Write SQL for initiators and French DAU%
Company: Meta
Role: Data Scientist
Category: Data Manipulation (SQL/Python)
Difficulty: Medium
Interview Round: Technical Screen
You are given the following PostgreSQL tables. Assume all timestamps are UTC and "today" is 2025-09-01. For any reference to "last 7 days," use the inclusive window 2025-08-26 00:00:00 to 2025-09-01 23:59:59. For any reference to "yesterday," use the date 2025-08-31.
Schema:
- users(user_id bigint primary key, country text)
- sessions(event_date date, user_id bigint) -- one or more rows per user per day are possible
- calls(call_id bigint primary key, initiator_id bigint, started_at timestamp, is_group_call boolean)
- call_participants(call_id bigint, user_id bigint) -- includes the initiator and all other participants
Small sample data:
users
+---------+---------+
| user_id | country |
+---------+---------+
| 1 | FR |
| 2 | FR |
| 3 | US |
| 4 | FR |
| 5 | IN |
sessions
+------------+---------+
| event_date | user_id |
+------------+---------+
| 2025-08-31 | 1 |
| 2025-08-31 | 2 |
| 2025-08-31 | 3 |
| 2025-09-01 | 1 |
| 2025-09-01 | 4 |
calls
+----------+--------------+---------------------+---------------+
| call_id | initiator_id | started_at | is_group_call |
+----------+--------------+---------------------+---------------+
| 10 | 1 | 2025-08-26 09:00:00 | false |
| 11 | 2 | 2025-08-31 21:00:00 | true |
| 12 | 3 | 2025-09-01 01:00:00 | false |
| 13 | 1 | 2025-08-20 12:00:00 | true |
| 14 | 4 | 2025-08-31 23:30:00 | true |
call_participants
+----------+---------+
| call_id | user_id |
+----------+---------+
| 10 | 1 |
| 10 | 3 |
| 11 | 2 |
| 11 | 4 |
| 11 | 5 |
| 12 | 3 |
| 12 | 1 |
| 14 | 2 |
| 14 | 4 |
Tasks:
Q1. Return the distinct users who initiated at least one video call (group or 1:1) in the last 7 days (2025-08-26 00:00:00 to 2025-09-01 23:59:59, inclusive). Output columns: user_id.

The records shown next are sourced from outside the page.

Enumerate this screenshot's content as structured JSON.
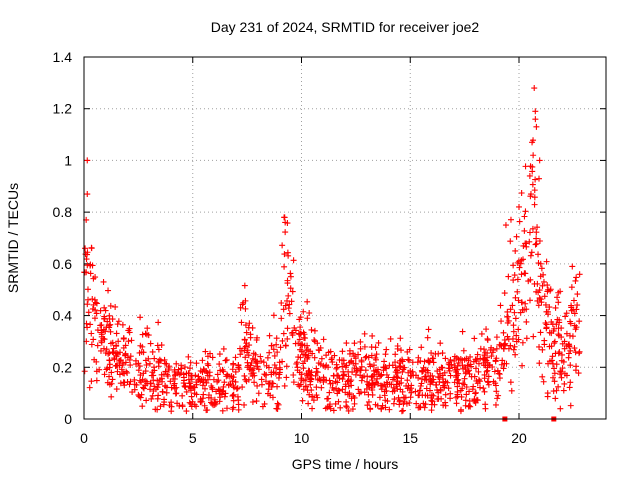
{
  "chart_data": {
    "type": "scatter",
    "title": "Day 231 of 2024, SRMTID for receiver joe2",
    "xlabel": "GPS time / hours",
    "ylabel": "SRMTID / TECUs",
    "xlim": [
      0,
      24
    ],
    "ylim": [
      0,
      1.4
    ],
    "x_ticks": [
      0,
      5,
      10,
      15,
      20
    ],
    "x_tick_labels": [
      "0",
      "5",
      "10",
      "15",
      "20"
    ],
    "y_ticks": [
      0,
      0.2,
      0.4,
      0.6,
      0.8,
      1.0,
      1.2,
      1.4
    ],
    "y_tick_labels": [
      "0",
      "0.2",
      "0.4",
      "0.6",
      "0.8",
      "1",
      "1.2",
      "1.4"
    ],
    "grid": true,
    "marker": "+",
    "color": "#ff0000",
    "series": [
      {
        "name": "joe2",
        "envelope_hours": [
          0,
          0.25,
          0.5,
          1,
          1.5,
          2,
          3,
          4,
          5,
          6,
          7,
          7.3,
          8,
          9,
          9.2,
          9.5,
          10,
          11,
          12,
          13,
          14,
          15,
          16,
          17,
          18,
          19,
          19.5,
          20,
          20.5,
          20.7,
          21,
          21.5,
          22,
          22.5,
          22.8
        ],
        "envelope_mean_tecu": [
          0.55,
          0.42,
          0.35,
          0.3,
          0.25,
          0.22,
          0.18,
          0.15,
          0.13,
          0.13,
          0.16,
          0.3,
          0.17,
          0.2,
          0.55,
          0.35,
          0.25,
          0.17,
          0.15,
          0.17,
          0.16,
          0.15,
          0.17,
          0.16,
          0.18,
          0.18,
          0.4,
          0.5,
          0.7,
          0.8,
          0.45,
          0.3,
          0.25,
          0.3,
          0.35
        ],
        "outliers": [
          {
            "x": 0.15,
            "y": 1.0
          },
          {
            "x": 0.15,
            "y": 0.87
          },
          {
            "x": 0.1,
            "y": 0.77
          },
          {
            "x": 0.05,
            "y": 0.66
          },
          {
            "x": 9.2,
            "y": 0.78
          },
          {
            "x": 9.25,
            "y": 0.76
          },
          {
            "x": 20.7,
            "y": 1.28
          },
          {
            "x": 20.75,
            "y": 1.19
          },
          {
            "x": 20.8,
            "y": 1.13
          },
          {
            "x": 20.6,
            "y": 1.07
          },
          {
            "x": 20.65,
            "y": 1.02
          },
          {
            "x": 20.95,
            "y": 1.0
          },
          {
            "x": 20.5,
            "y": 0.94
          },
          {
            "x": 20.55,
            "y": 0.87
          },
          {
            "x": 20.0,
            "y": 0.82
          },
          {
            "x": 19.4,
            "y": 0.75
          },
          {
            "x": 22.45,
            "y": 0.59
          },
          {
            "x": 21.0,
            "y": 0.6
          },
          {
            "x": 21.9,
            "y": 0.04
          },
          {
            "x": 7.2,
            "y": 0.43
          }
        ],
        "zero_markers_hours": [
          19.35,
          21.6
        ]
      }
    ]
  }
}
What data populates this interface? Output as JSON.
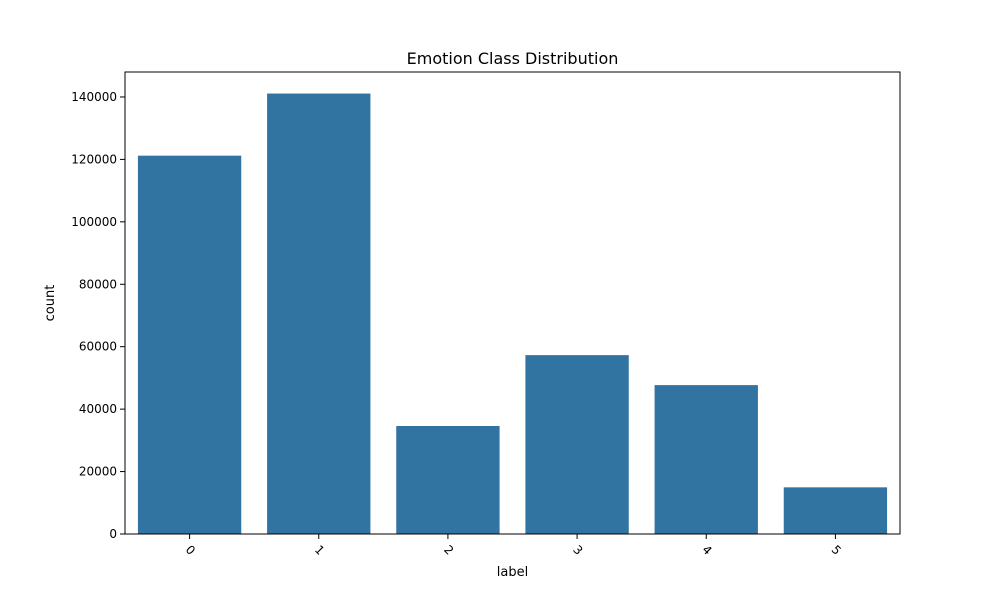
{
  "chart_data": {
    "type": "bar",
    "title": "Emotion Class Distribution",
    "xlabel": "label",
    "ylabel": "count",
    "categories": [
      "0",
      "1",
      "2",
      "3",
      "4",
      "5"
    ],
    "values": [
      121200,
      141100,
      34600,
      57300,
      47700,
      14950
    ],
    "ylim": [
      0,
      148000
    ],
    "yticks": [
      0,
      20000,
      40000,
      60000,
      80000,
      100000,
      120000,
      140000
    ],
    "ytick_labels": [
      "0",
      "20000",
      "40000",
      "60000",
      "80000",
      "100000",
      "120000",
      "140000"
    ],
    "bar_color": "#3274a1",
    "grid": false,
    "legend": "none"
  }
}
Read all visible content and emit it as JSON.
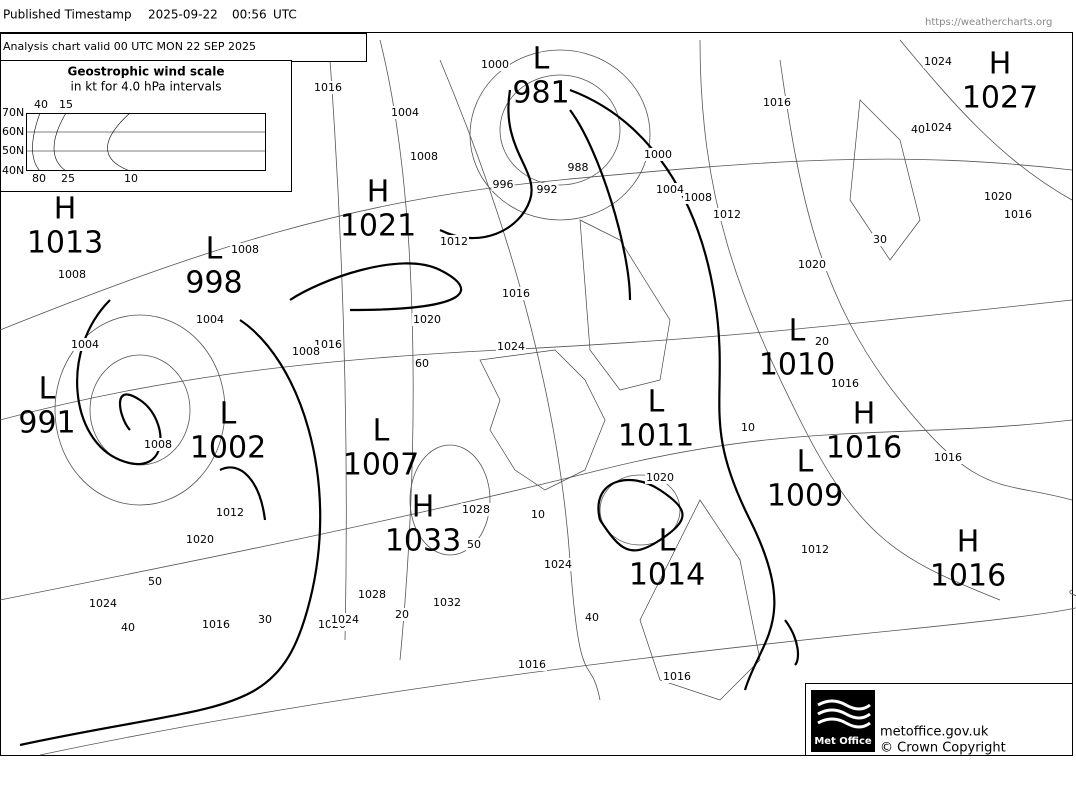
{
  "header": {
    "label": "Published Timestamp",
    "date": "2025-09-22",
    "time": "00:56",
    "zone": "UTC",
    "url": "https://weathercharts.org"
  },
  "analysis": "Analysis chart  valid 00 UTC MON 22  SEP 2025",
  "wind_scale": {
    "title": "Geostrophic wind scale",
    "subtitle": "in kt for 4.0 hPa intervals",
    "lat_labels": [
      "70N",
      "60N",
      "50N",
      "40N"
    ],
    "top_labels": [
      "40",
      "15"
    ],
    "bottom_labels": [
      "80",
      "25",
      "10"
    ]
  },
  "centers": [
    {
      "kind": "H",
      "value": "1027"
    },
    {
      "kind": "L",
      "value": "981"
    },
    {
      "kind": "H",
      "value": "1013"
    },
    {
      "kind": "H",
      "value": "1021"
    },
    {
      "kind": "L",
      "value": "998"
    },
    {
      "kind": "L",
      "value": "1010"
    },
    {
      "kind": "L",
      "value": "991"
    },
    {
      "kind": "L",
      "value": "1002"
    },
    {
      "kind": "L",
      "value": "1007"
    },
    {
      "kind": "L",
      "value": "1011"
    },
    {
      "kind": "H",
      "value": "1016"
    },
    {
      "kind": "L",
      "value": "1009"
    },
    {
      "kind": "H",
      "value": "1033"
    },
    {
      "kind": "L",
      "value": "1014"
    },
    {
      "kind": "H",
      "value": "1016"
    }
  ],
  "isobar_labels": [
    "1000",
    "1016",
    "1004",
    "1008",
    "992",
    "988",
    "996",
    "1000",
    "1004",
    "1008",
    "1012",
    "1016",
    "1024",
    "1024",
    "40",
    "1020",
    "1016",
    "30",
    "1020",
    "1012",
    "1016",
    "1020",
    "1024",
    "60",
    "20",
    "1016",
    "10",
    "1016",
    "1012",
    "1008",
    "1008",
    "1004",
    "1004",
    "1016",
    "1008",
    "1008",
    "1012",
    "1020",
    "50",
    "1024",
    "40",
    "1016",
    "30",
    "1020",
    "1024",
    "1028",
    "20",
    "1032",
    "50",
    "1028",
    "10",
    "1024",
    "40",
    "1016",
    "1016",
    "1020"
  ],
  "logo": {
    "brand": "Met Office",
    "site": "metoffice.gov.uk",
    "copyright": "© Crown Copyright"
  }
}
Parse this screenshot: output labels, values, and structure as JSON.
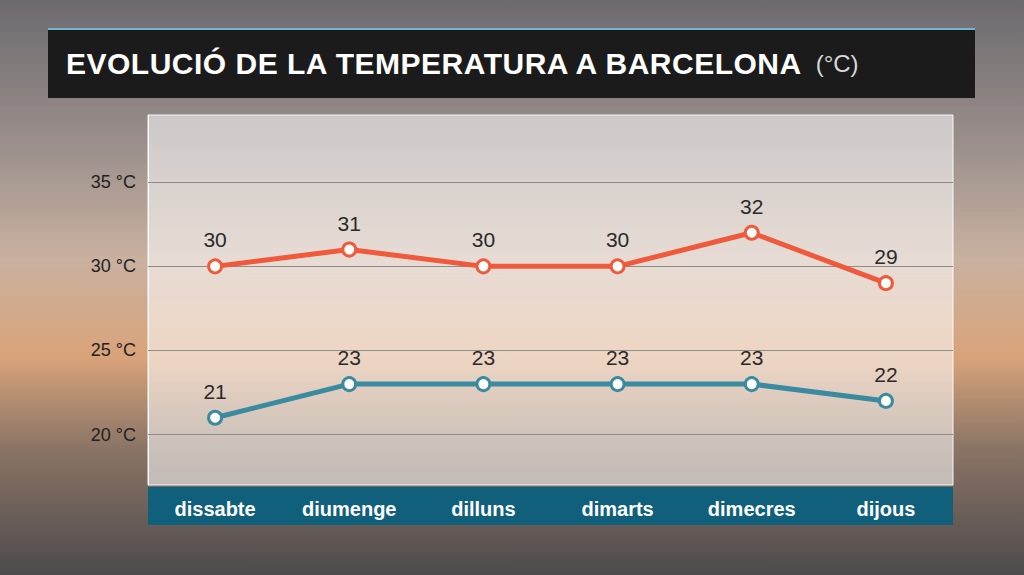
{
  "chart_data": {
    "type": "line",
    "title": "EVOLUCIÓ DE LA TEMPERATURA A BARCELONA",
    "subtitle": "(°C)",
    "categories": [
      "dissabte",
      "diumenge",
      "dilluns",
      "dimarts",
      "dimecres",
      "dijous"
    ],
    "series": [
      {
        "color": "#f05a3c",
        "values": [
          30,
          31,
          30,
          30,
          32,
          29
        ]
      },
      {
        "color": "#3a8aa0",
        "values": [
          21,
          23,
          23,
          23,
          23,
          22
        ]
      }
    ],
    "ylim": [
      17,
      39
    ],
    "yticks": [
      {
        "value": 20,
        "label": "20 °C"
      },
      {
        "value": 25,
        "label": "25 °C"
      },
      {
        "value": 30,
        "label": "30 °C"
      },
      {
        "value": 35,
        "label": "35 °C"
      }
    ],
    "grid": true,
    "data_labels": true,
    "marker": "circle"
  }
}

Q2. Compute the percentage of daily active users from France who were on a video call yesterday (2025-08-31). Denominator: distinct users with a sessions.event_date = '2025-08-31' and users.country = 'FR'. Numerator: among those French users, the distinct users who appear in call_participants for calls whose DATE(started_at) = '2025-08-31'. Output columns: ref_date (date), dau_france (int), on_call_france (int), pct_on_call_france (numeric, percentage rounded to 2 decimals). Treat multiple sessions per user correctly (dedupe), and include users who both initiated and participated only once in the numerator. Write a single SQL script with CTEs that answers both Q1 and Q2, and clearly states any timezone/local-date assumptions.
Quick Answer: This question evaluates SQL proficiency for time-based event analysis, covering joins, deduplication, CTEs, date/time and timezone handling, and aggregated metric calculation such as DAU and participation rates.